Efficient FPGA realizations based on AND /XOR expressions
In this dissertation, we propose an AND/XOR-based technology mapping method for field programmable gate arrays (FPGAs). Due to the fixed size of the programmable blocks in an FPGA, decomposing a circuit into sub-circuits with appropriate number of inputs can achieve excellent implementation efficiency. Specifically, the proposed technology mapping method is based on Davio expansion theorem to decompose a given Boolean circuit. The AND/XOR nature of the proposed method allows it to operate on XOR intensive circuits, such as error detecting/correcting, data encryption/decryption, and arithmetic circuits, efficiently.

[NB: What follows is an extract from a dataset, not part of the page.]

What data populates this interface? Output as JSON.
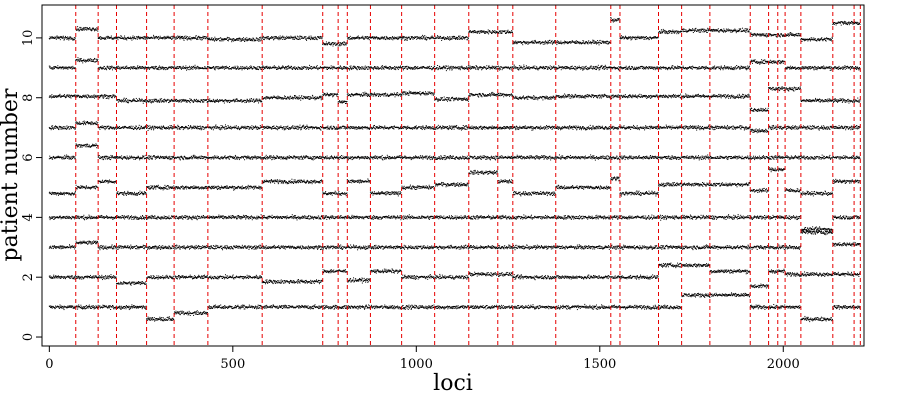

We design three different approaches: (1) Direct Approach, (2) AND/XOR Direct, and (3) Proposed Davio Approach and conduct experiments using MCNC benchmark circuits. First, we formulate the parity prediction circuits for the MCNC benchmark circuits. Proposed Davio Approach is superior to the conventional methods for parity prediction circuits in terms of both speed and area. When using Proposed Davio Approach, the number of CLBs is reduced by 67.6% (speed-optimized) and 57.7% (area-optimized), total equivalent gate counts are reduced by 65.5%, maximum combinational path delay is reduced by 56.7%, and maximum net delay is reduced by 80.5% compared to Direct Approach. We then apply the proposed method to the benchmark circuits themselves and found that the proposed method is still quite competitive for achieving realization efficiency in FPGAs.